The Patriot Act is hurting the American internet business:
Engineers who help run the Internet said that it would have been impossible for the United States to maintain its hegemony over the long run because of the very nature of the Internet; it has no central point of control.
And now, the balance of power is shifting. Data is increasingly flowing around the United States, which may have intelligence — and conceivably military — consequences.
Hmm why would the military and intelligence agencies care about internet tubes?
Because yes they really do want to spy on you-- and the world.
More below...
Indeed, Internet industry executives and government officials have acknowledged that Internet traffic passing through the switching equipment of companies based in the United States has proved a distinct advantage for American intelligence agencies...
How does this work exactly? Gotta love those telecoms:
In December 2005, The New York Times reported that the National Security Agency had established a program with the cooperation of American telecommunications firms that included the interception of foreign Internet communications.....
"Since passage of the Patriot Act, many companies based outside of the United States have been reluctant to store client information in the U.S.," said Marc Rotenberg, executive director of the Electronic Privacy Information Center in Washington. "There is an ongoing concern that U.S. intelligence agencies will gather this information without legal process.

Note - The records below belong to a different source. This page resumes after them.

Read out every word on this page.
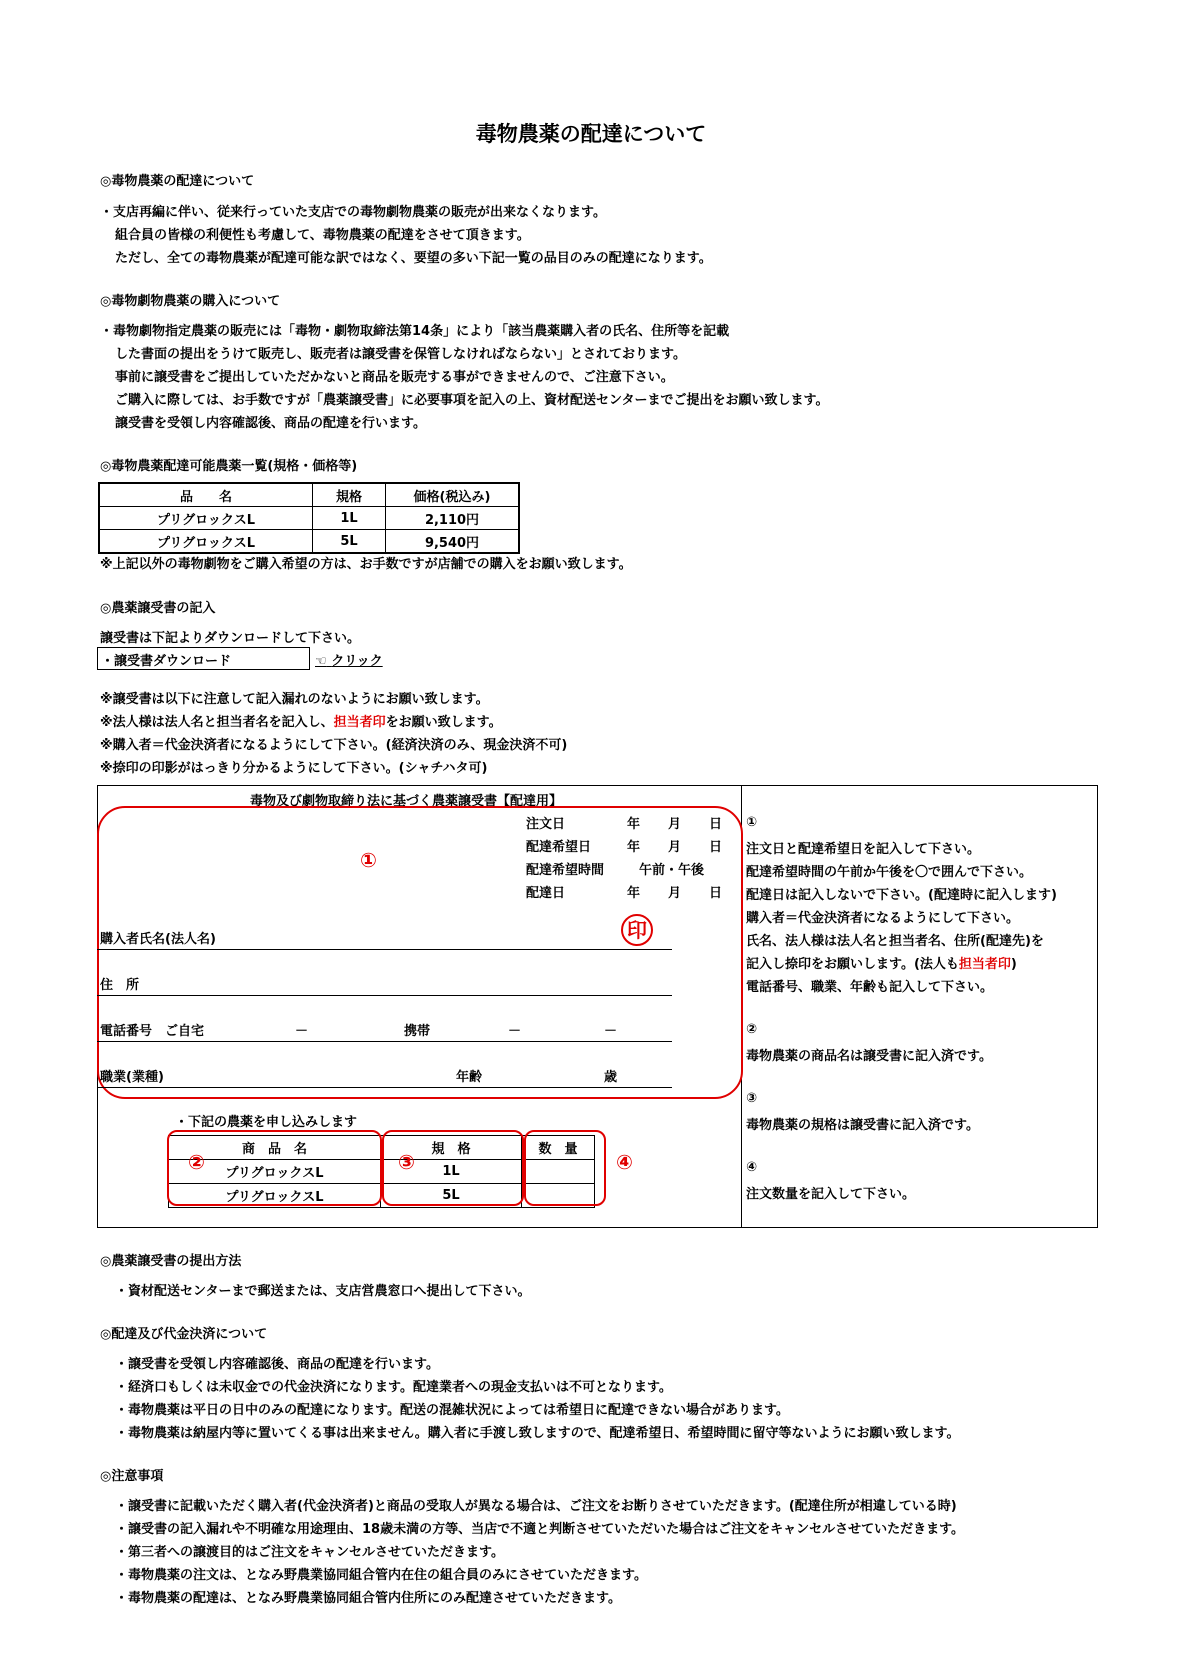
毒物農薬の配達について
◎毒物農薬の配達について
・支店再編に伴い、従来行っていた支店での毒物劇物農薬の販売が出来なくなります。
組合員の皆様の利便性も考慮して、毒物農薬の配達をさせて頂きます。
ただし、全ての毒物農薬が配達可能な訳ではなく、要望の多い下記一覧の品目のみの配達になります。
◎毒物劇物農薬の購入について
・毒物劇物指定農薬の販売には「毒物・劇物取締法第14条」により「該当農薬購入者の氏名、住所等を記載
した書面の提出をうけて販売し、販売者は譲受書を保管しなければならない」とされております。
事前に譲受書をご提出していただかないと商品を販売する事ができませんので、ご注意下さい。
ご購入に際しては、お手数ですが「農薬譲受書」に必要事項を記入の上、資材配送センターまでご提出をお願い致します。
譲受書を受領し内容確認後、商品の配達を行います。
◎毒物農薬配達可能農薬一覧(規格・価格等)
品　　名	規格	価格(税込み)
プリグロックスL	1L	2,110円
プリグロックスL	5L	9,540円
※上記以外の毒物劇物をご購入希望の方は、お手数ですが店舗での購入をお願い致します。
◎農薬譲受書の記入
譲受書は下記よりダウンロードして下さい。
・譲受書ダウンロード	☜ クリック
※譲受書は以下に注意して記入漏れのないようにお願い致します。
※法人様は法人名と担当者名を記入し、担当者印をお願い致します。
※購入者＝代金決済者になるようにして下さい。(経済決済のみ、現金決済不可)
※捺印の印影がはっきり分かるようにして下さい。(シャチハタ可)
毒物及び劇物取締り法に基づく農薬譲受書【配達用】
①
注文日	年 月 日
配達希望日	年 月 日
配達希望時間	午前・午後
配達日	年 月 日
印
購入者氏名(法人名)
住　所
電話番号　ご自宅	－	携帯	－	－
職業(業種)	年齢	歳
・下記の農薬を申し込みします
商　品　名	規　格	数　量
プリグロックスL	1L	
プリグロックスL	5L	
②	③	④
①
注文日と配達希望日を記入して下さい。
配達希望時間の午前か午後を〇で囲んで下さい。
配達日は記入しないで下さい。(配達時に記入します)
購入者＝代金決済者になるようにして下さい。
氏名、法人様は法人名と担当者名、住所(配達先)を
記入し捺印をお願いします。(法人も担当者印)
電話番号、職業、年齢も記入して下さい。
②
毒物農薬の商品名は譲受書に記入済です。
③
毒物農薬の規格は譲受書に記入済です。
④
注文数量を記入して下さい。
◎農薬譲受書の提出方法
・資材配送センターまで郵送または、支店営農窓口へ提出して下さい。
◎配達及び代金決済について
・譲受書を受領し内容確認後、商品の配達を行います。
・経済口もしくは未収金での代金決済になります。配達業者への現金支払いは不可となります。
・毒物農薬は平日の日中のみの配達になります。配送の混雑状況によっては希望日に配達できない場合があります。
・毒物農薬は納屋内等に置いてくる事は出来ません。購入者に手渡し致しますので、配達希望日、希望時間に留守等ないようにお願い致します。
◎注意事項
・譲受書に記載いただく購入者(代金決済者)と商品の受取人が異なる場合は、ご注文をお断りさせていただきます。(配達住所が相違している時)
・譲受書の記入漏れや不明確な用途理由、18歳未満の方等、当店で不適と判断させていただいた場合はご注文をキャンセルさせていただきます。
・第三者への譲渡目的はご注文をキャンセルさせていただきます。
・毒物農薬の注文は、となみ野農業協同組合管内在住の組合員のみにさせていただきます。
・毒物農薬の配達は、となみ野農業協同組合管内住所にのみ配達させていただきます。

There is particular sensitivity about access to financial information as well as communications and Internet traffic that goes through U.S. switches."
Granted, there are other factors involved, like economics, and the dot com bust, but I think this is a clear case of the Patriot Act hurting economic interests, and clear case that our War on Terror is sparking a concrete backlash against us. If other countries don't trust us with this infratructure, they will build it themselves. And they don't trust us.

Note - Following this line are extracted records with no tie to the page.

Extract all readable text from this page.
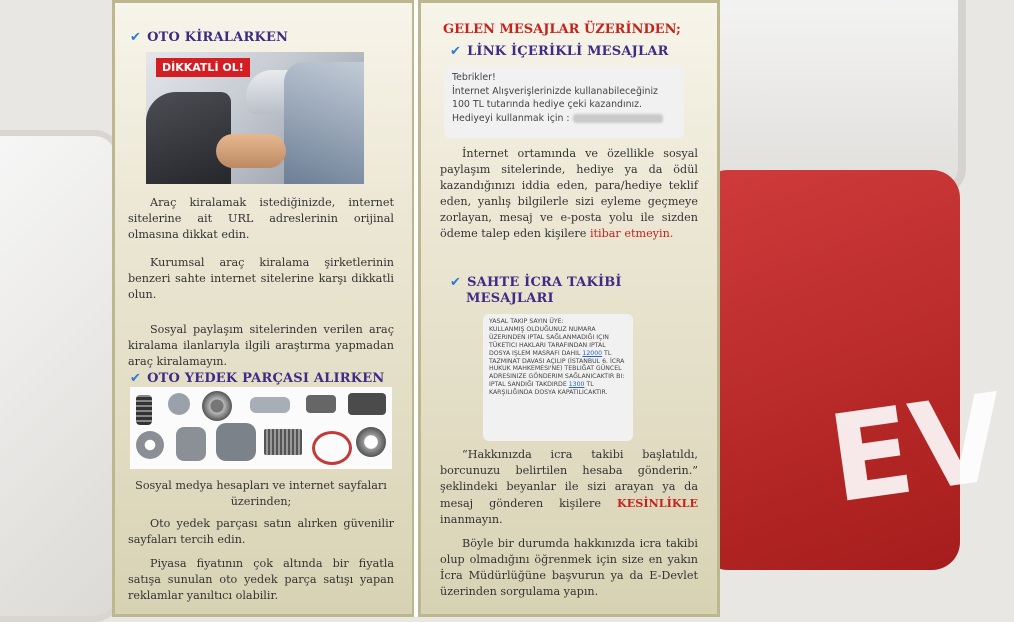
EV
✔ OTO KİRALARKEN
DİKKATLİ OL!

Araç kiralamak istediğinizde, internet sitelerine ait URL adreslerinin orijinal olmasına dikkat edin.

Kurumsal araç kiralama şirketlerinin benzeri sahte internet sitelerine karşı dikkatli olun.

Sosyal paylaşım sitelerinden verilen araç kiralama ilanlarıyla ilgili araştırma yapmadan araç kiralamayın.

✔ OTO YEDEK PARÇASI ALIRKEN

Sosyal medya hesapları ve internet sayfaları üzerinden;

Oto yedek parçası satın alırken güvenilir sayfaları tercih edin.

Piyasa fiyatının çok altında bir fiyatla satışa sunulan oto yedek parça satışı yapan reklamlar yanıltıcı olabilir.

GELEN MESAJLAR ÜZERİNDEN;
✔ LİNK İÇERİKLİ MESAJLAR
Tebrikler!
İnternet Alışverişlerinizde kullanabileceğiniz
100 TL tutarında hediye çeki kazandınız.
Hediyeyi kullanmak için :

İnternet ortamında ve özellikle sosyal paylaşım sitelerinde, hediye ya da ödül kazandığınızı iddia eden, para/hediye teklif eden, yanlış bilgilerle sizi eyleme geçmeye zorlayan, mesaj ve e-posta yolu ile sizden ödeme talep eden kişilere itibar etmeyin.

✔ SAHTE İCRA TAKİBİ
MESAJLARI
YASAL TAKIP SAYIN ÜYE:
KULLANMIŞ OLDUĞUNUZ NUMARA ÜZERINDEN IPTAL SAĞLANMADIĞI IÇIN TÜKETICI HAKLARI TARAFINDAN IPTAL DOSYA IŞLEM MASRAFI DAHIL 12000 TL TAZMINAT DAVASI AÇILIP (İSTANBUL 6. İCRA HUKUK MAHKEMESI'NE) TEBLIĞAT GÜNCEL ADRESINIZE GÖNDERIM SAĞLANICAKTIR BI: IPTAL SANDIĞI TAKDIRDE 1300 TL KARŞILIĞINDA DOSYA KAPATILICAKTIR.

“Hakkınızda icra takibi başlatıldı, borcunuzu belirtilen hesaba gönderin.” şeklindeki beyanlar ile sizi arayan ya da mesaj gönderen kişilere KESİNLİKLE inanmayın.

Böyle bir durumda hakkınızda icra takibi olup olmadığını öğrenmek için size en yakın İcra Müdürlüğüne başvurun ya da E-Devlet üzerinden sorgulama yapın.
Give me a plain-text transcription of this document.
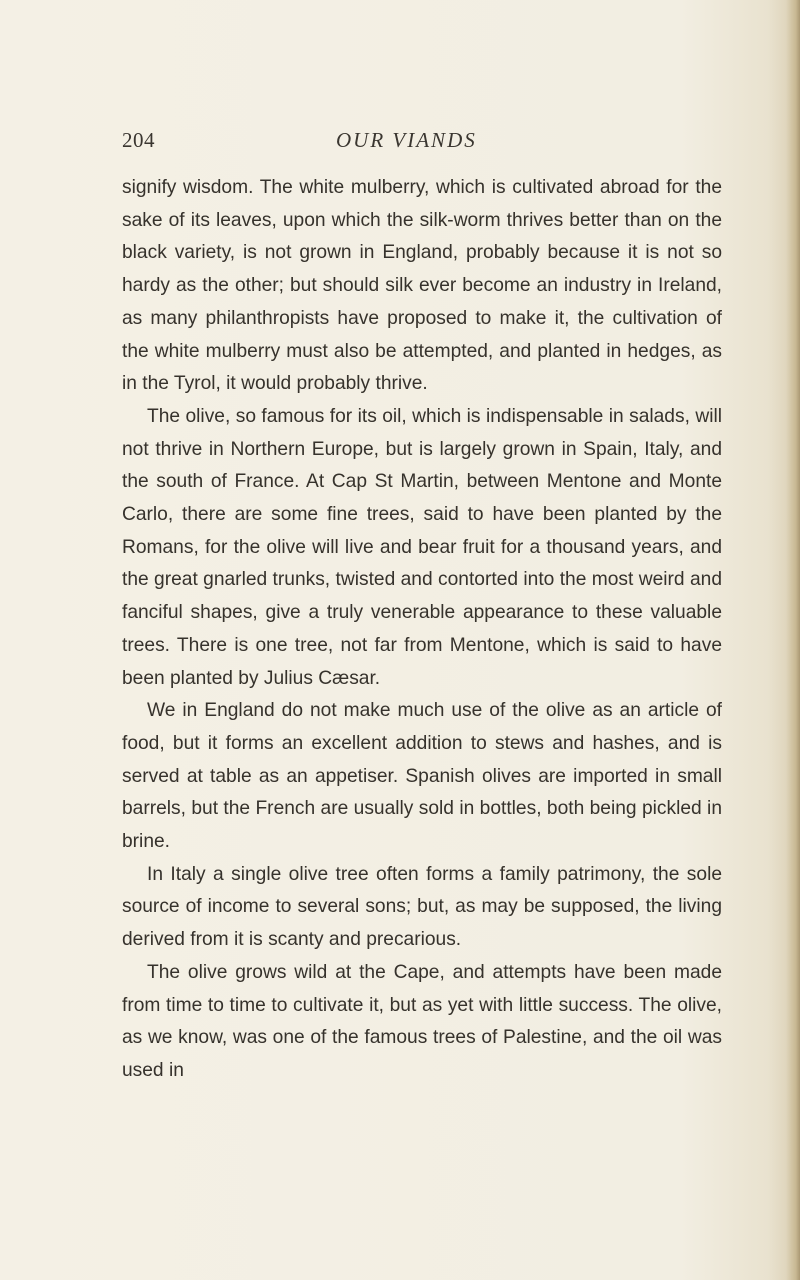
204	OUR VIANDS

signify wisdom. The white mulberry, which is cultivated abroad for the sake of its leaves, upon which the silk-worm thrives better than on the black variety, is not grown in England, probably because it is not so hardy as the other; but should silk ever become an industry in Ireland, as many philanthropists have proposed to make it, the cultivation of the white mulberry must also be attempted, and planted in hedges, as in the Tyrol, it would probably thrive.

The olive, so famous for its oil, which is indispensable in salads, will not thrive in Northern Europe, but is largely grown in Spain, Italy, and the south of France. At Cap St Martin, between Mentone and Monte Carlo, there are some fine trees, said to have been planted by the Romans, for the olive will live and bear fruit for a thousand years, and the great gnarled trunks, twisted and contorted into the most weird and fanciful shapes, give a truly venerable appearance to these valuable trees. There is one tree, not far from Mentone, which is said to have been planted by Julius Cæsar.

We in England do not make much use of the olive as an article of food, but it forms an excellent addition to stews and hashes, and is served at table as an appetiser. Spanish olives are imported in small barrels, but the French are usually sold in bottles, both being pickled in brine.

In Italy a single olive tree often forms a family patrimony, the sole source of income to several sons; but, as may be supposed, the living derived from it is scanty and precarious.

The olive grows wild at the Cape, and attempts have been made from time to time to cultivate it, but as yet with little success. The olive, as we know, was one of the famous trees of Palestine, and the oil was used in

So when people say let the government spy, what does it matter? Tell them it is hurting us economically, and tell them other countries are treating us like Russia and China.
UPDATE
Thanks to Sharon Jumper for the reminder that I probably should mention that the internet was originally founded by the DOD
The Internet began as a Cold War project to create a communications network that was immune to a nuclear attack. In the 1969, the U.S. government created ARPANET, connecting four western universities and allowing researchers to use the mainframes of any of the networked institutions. New connections were soon added to the network, bringing the number of "nodes" up to 23 in 1971, 111 in 1977, and up to almost 4 million in 1994. As the size of the network grew so did its capabilities: In its first 25 years, the Internet added features such as file transfer, email, Usenet news, and eventually HTML. Now, new developments come to the Net one right after the other. It is this explosive growth in recent years that has captured the imagination of computer users the world over.